# A French Verge Watch



## Mikrolisk (Jan 23, 2008)

Hi!

The next watch here is an old french verge watch made in about 1800 to 1820. The movement is highly engraved - but it seems this decoration

was made later. If you look closer to the engraved plate, you can see the remains of two signatures: the watchmaker and a city. But alas both

signature parts are unreadable. As typical for continental verge watches, the winding is made from the front side, through a keyhole in the dial.

English verge watches are wound through the back side. The watch has a strong beat and is keeping good time (for a verge watch).










The dial is lightly domed enamel with roman numerals, a key hole for winding, time-setting is done with a key on the square-end from the minute

hand (as usual for those old watches). There are light damages on the enamel as you can see.

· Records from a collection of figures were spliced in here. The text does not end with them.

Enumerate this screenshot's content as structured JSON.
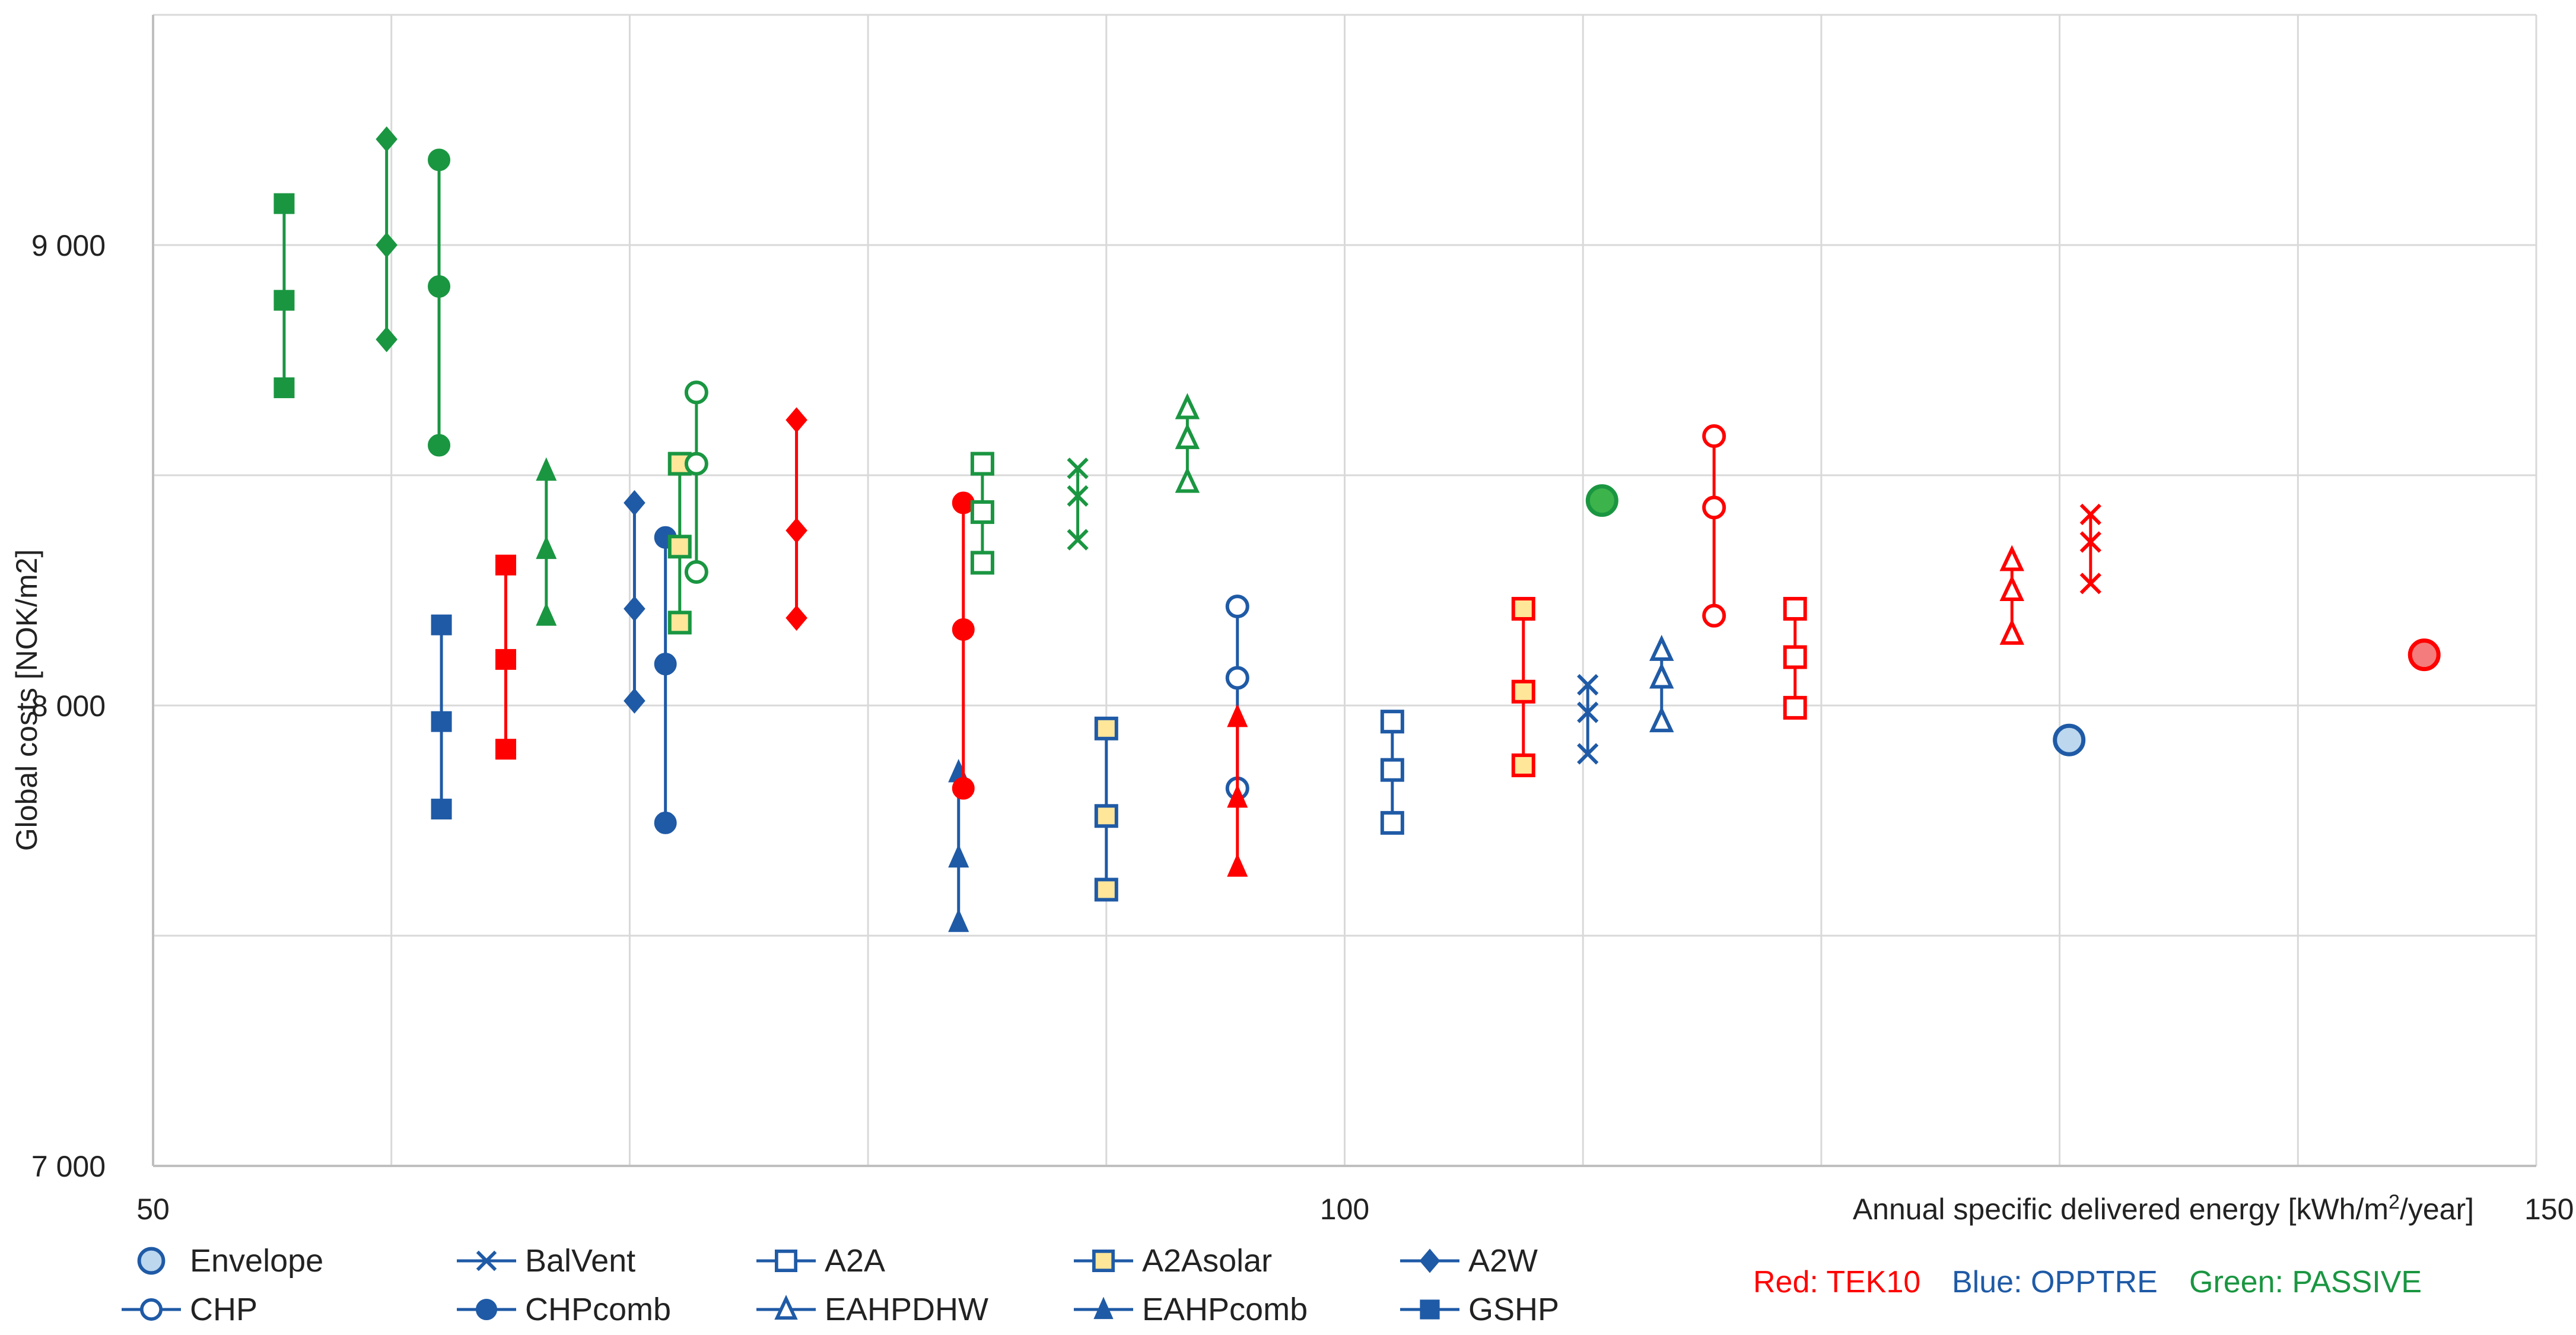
{
  "chart_data": {
    "type": "scatter",
    "title": "",
    "ylabel": "Global costs [NOK/m2]",
    "xlabel_parts": [
      "Annual specific delivered energy [kWh/m",
      "2",
      "/year]"
    ],
    "xlim": [
      50,
      150
    ],
    "ylim": [
      7000,
      9500
    ],
    "x_ticks": [
      50,
      100,
      150
    ],
    "x_tick_labels": [
      "50",
      "100",
      "150"
    ],
    "y_ticks": [
      7000,
      8000,
      9000
    ],
    "y_tick_labels": [
      "7 000",
      "8 000",
      "9 000"
    ],
    "colors": {
      "TEK10": "#ff0000",
      "OPPTRE": "#1f5aa6",
      "PASSIVE": "#1a9641",
      "envelope_fill_blue": "#bcd7ee",
      "envelope_fill_green": "#3cb44b",
      "envelope_fill_red": "#f47c7c",
      "solar_fill": "#ffe699"
    },
    "series": [
      {
        "name": "GSHP",
        "level": "PASSIVE",
        "marker": "square-filled",
        "x": 55.5,
        "y": [
          9090,
          8880,
          8690
        ]
      },
      {
        "name": "A2W",
        "level": "PASSIVE",
        "marker": "diamond-filled",
        "x": 59.8,
        "y": [
          9230,
          9000,
          8795
        ]
      },
      {
        "name": "CHPcomb",
        "level": "PASSIVE",
        "marker": "circle-filled",
        "x": 62.0,
        "y": [
          9185,
          8910,
          8565
        ]
      },
      {
        "name": "GSHP",
        "level": "OPPTRE",
        "marker": "square-filled",
        "x": 62.1,
        "y": [
          8175,
          7965,
          7775
        ]
      },
      {
        "name": "GSHP",
        "level": "TEK10",
        "marker": "square-filled",
        "x": 64.8,
        "y": [
          8305,
          8100,
          7905
        ]
      },
      {
        "name": "EAHPcomb",
        "level": "PASSIVE",
        "marker": "triangle-filled",
        "x": 66.5,
        "y": [
          8510,
          8340,
          8195
        ]
      },
      {
        "name": "A2W",
        "level": "OPPTRE",
        "marker": "diamond-filled",
        "x": 70.2,
        "y": [
          8440,
          8210,
          8010
        ]
      },
      {
        "name": "CHPcomb",
        "level": "OPPTRE",
        "marker": "circle-filled",
        "x": 71.5,
        "y": [
          8365,
          8090,
          7745
        ]
      },
      {
        "name": "A2Asolar",
        "level": "PASSIVE",
        "marker": "square-solar",
        "x": 72.1,
        "y": [
          8525,
          8345,
          8180
        ]
      },
      {
        "name": "CHP",
        "level": "PASSIVE",
        "marker": "circle-open",
        "x": 72.8,
        "y": [
          8680,
          8525,
          8290
        ]
      },
      {
        "name": "A2W",
        "level": "TEK10",
        "marker": "diamond-filled",
        "x": 77.0,
        "y": [
          8620,
          8380,
          8190
        ]
      },
      {
        "name": "EAHPcomb",
        "level": "OPPTRE",
        "marker": "triangle-filled",
        "x": 83.8,
        "y": [
          7855,
          7670,
          7530
        ]
      },
      {
        "name": "CHPcomb",
        "level": "TEK10",
        "marker": "circle-filled",
        "x": 84.0,
        "y": [
          8440,
          8165,
          7820
        ]
      },
      {
        "name": "A2A",
        "level": "PASSIVE",
        "marker": "square-open",
        "x": 84.8,
        "y": [
          8525,
          8420,
          8310
        ]
      },
      {
        "name": "BalVent",
        "level": "PASSIVE",
        "marker": "x",
        "x": 88.8,
        "y": [
          8515,
          8455,
          8360
        ]
      },
      {
        "name": "A2Asolar",
        "level": "OPPTRE",
        "marker": "square-solar",
        "x": 90.0,
        "y": [
          7950,
          7760,
          7600
        ]
      },
      {
        "name": "EAHPDHW",
        "level": "PASSIVE",
        "marker": "triangle-open",
        "x": 93.4,
        "y": [
          8645,
          8580,
          8485
        ]
      },
      {
        "name": "CHP",
        "level": "OPPTRE",
        "marker": "circle-open",
        "x": 95.5,
        "y": [
          8215,
          8060,
          7820
        ]
      },
      {
        "name": "EAHPcomb",
        "level": "TEK10",
        "marker": "triangle-filled",
        "x": 95.5,
        "y": [
          7975,
          7800,
          7650
        ]
      },
      {
        "name": "A2A",
        "level": "OPPTRE",
        "marker": "square-open",
        "x": 102.0,
        "y": [
          7965,
          7860,
          7745
        ]
      },
      {
        "name": "A2Asolar",
        "level": "TEK10",
        "marker": "square-solar",
        "x": 107.5,
        "y": [
          8210,
          8030,
          7870
        ]
      },
      {
        "name": "BalVent",
        "level": "OPPTRE",
        "marker": "x",
        "x": 110.2,
        "y": [
          8045,
          7985,
          7895
        ]
      },
      {
        "name": "Envelope",
        "level": "PASSIVE",
        "marker": "circle-envelope",
        "x": 110.8,
        "y": [
          8445
        ]
      },
      {
        "name": "EAHPDHW",
        "level": "OPPTRE",
        "marker": "triangle-open",
        "x": 113.3,
        "y": [
          8120,
          8060,
          7965
        ]
      },
      {
        "name": "CHP",
        "level": "TEK10",
        "marker": "circle-open",
        "x": 115.5,
        "y": [
          8585,
          8430,
          8195
        ]
      },
      {
        "name": "A2A",
        "level": "TEK10",
        "marker": "square-open",
        "x": 118.9,
        "y": [
          8210,
          8105,
          7995
        ]
      },
      {
        "name": "EAHPDHW",
        "level": "TEK10",
        "marker": "triangle-open",
        "x": 128.0,
        "y": [
          8315,
          8250,
          8155
        ]
      },
      {
        "name": "Envelope",
        "level": "OPPTRE",
        "marker": "circle-envelope",
        "x": 130.4,
        "y": [
          7925
        ]
      },
      {
        "name": "BalVent",
        "level": "TEK10",
        "marker": "x",
        "x": 131.3,
        "y": [
          8415,
          8355,
          8265
        ]
      },
      {
        "name": "Envelope",
        "level": "TEK10",
        "marker": "circle-envelope",
        "x": 145.3,
        "y": [
          8110
        ]
      }
    ]
  },
  "legend": {
    "rows": [
      [
        {
          "label": "Envelope",
          "marker": "circle-envelope"
        },
        {
          "label": "BalVent",
          "marker": "x"
        },
        {
          "label": "A2A",
          "marker": "square-open"
        },
        {
          "label": "A2Asolar",
          "marker": "square-solar"
        },
        {
          "label": "A2W",
          "marker": "diamond-filled"
        }
      ],
      [
        {
          "label": "CHP",
          "marker": "circle-open"
        },
        {
          "label": "CHPcomb",
          "marker": "circle-filled"
        },
        {
          "label": "EAHPDHW",
          "marker": "triangle-open"
        },
        {
          "label": "EAHPcomb",
          "marker": "triangle-filled"
        },
        {
          "label": "GSHP",
          "marker": "square-filled"
        }
      ]
    ]
  },
  "notes": [
    {
      "text": "Red: TEK10",
      "level": "TEK10"
    },
    {
      "text": "Blue: OPPTRE",
      "level": "OPPTRE"
    },
    {
      "text": "Green: PASSIVE",
      "level": "PASSIVE"
    }
  ]
}
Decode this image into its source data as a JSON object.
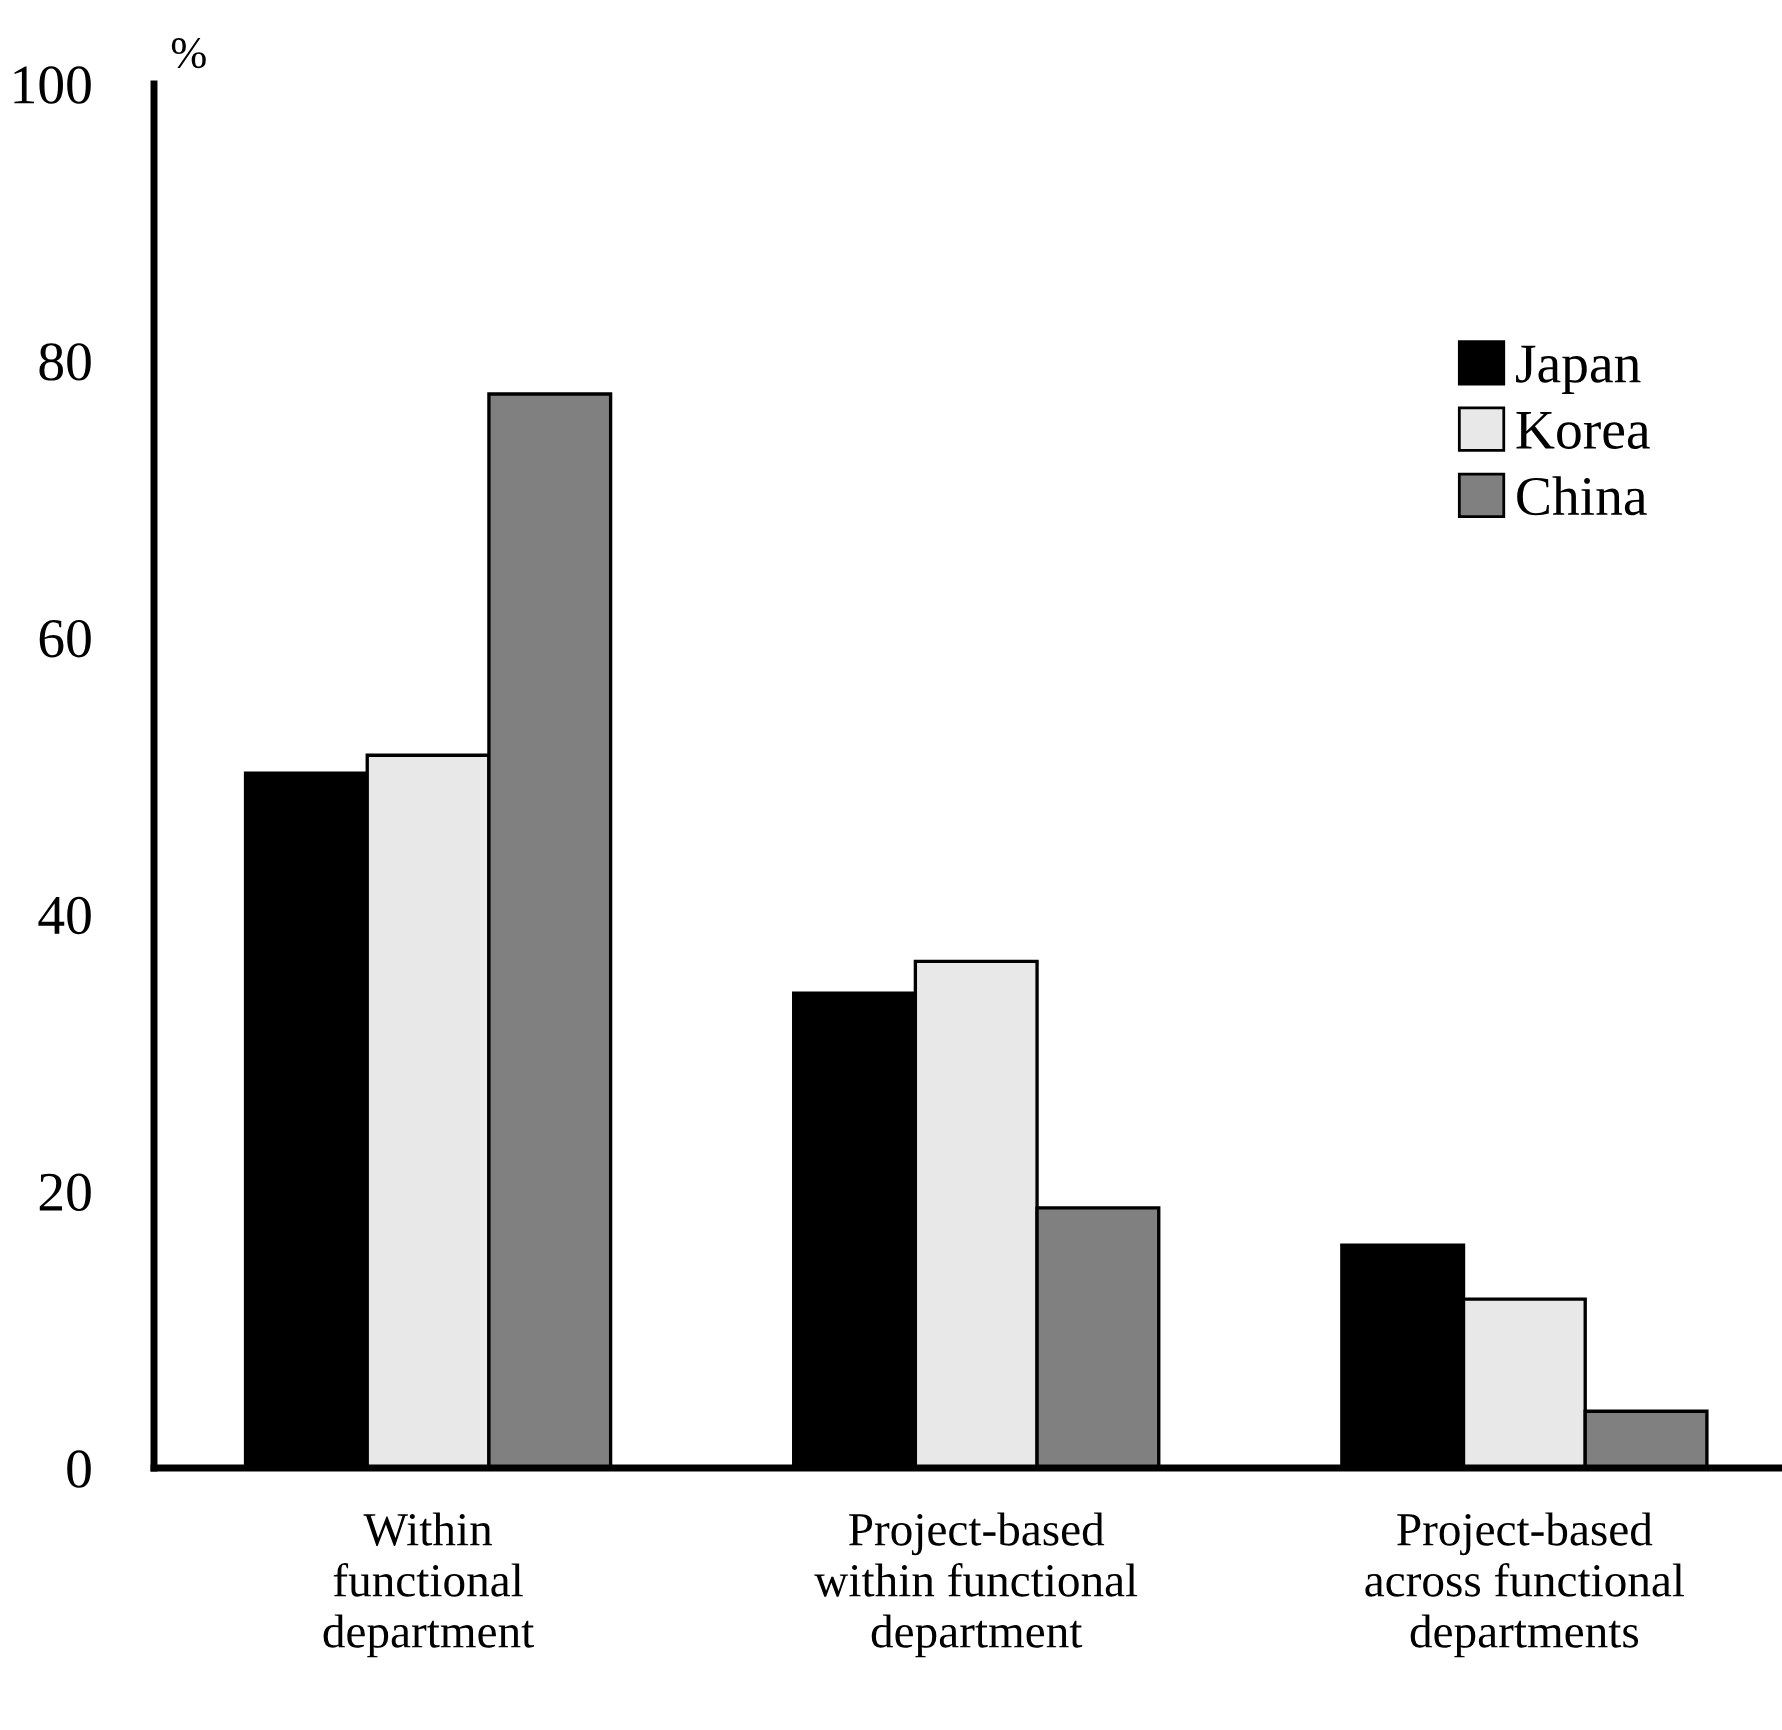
{
  "chart_data": {
    "type": "bar",
    "ylabel": "%",
    "categories": [
      "Within\nfunctional\ndepartment",
      "Project-based\nwithin functional\ndepartment",
      "Project-based\nacross functional\ndepartments"
    ],
    "series": [
      {
        "name": "Japan",
        "color": "#000000",
        "values": [
          50.2,
          34.3,
          16.1
        ]
      },
      {
        "name": "Korea",
        "color": "#e8e8e8",
        "values": [
          51.5,
          36.6,
          12.2
        ]
      },
      {
        "name": "China",
        "color": "#808080",
        "values": [
          77.6,
          18.8,
          4.1
        ]
      }
    ],
    "ylim": [
      0,
      100
    ],
    "yticks": [
      0,
      20,
      40,
      60,
      80,
      100
    ],
    "grid": false,
    "legend": "top right"
  }
}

The case is out of silver, the back lid can be detached (but is not really made for this - the movement can be swung out). There are some

makers mark in the back lid - probably from the case maker, read "I K". On the back is a pattern with a church and a river.










The movement is a real eye candy. Under these rich engravings is a typical full plated verge movement of plain quality, the _Coq_ (balance

wheel bridge) fixed with two screws is typical for continental watches (exceptions are swedish verge watches). On this image you can see

the maker mark in the back lid and how the movement is swung out of the case. That disc beside the Coq with another square end in the center

is for the regulation (it moves a little slider that catches the hairspring). The hairspring is of old style with only two turns - if you look on modern

hairsprings you'll see much more turns. Of course the winding mechanism has a fusee (and chain). As mentioned the winding is done from the

front side.










Just another view to the movement with eyes on the crown wheel - typical and a must-have for verge watches.

Regards,

Andreas


----------



## Shangas (Jan 27, 2008)

Andreas I'd like to know - What is the watch featured in your avatar? It looks really nice.


----------



## Mikrolisk (Jan 23, 2008)

That watch is an old swiss watch, sold in Austria (Graz)... later!

Andreas


----------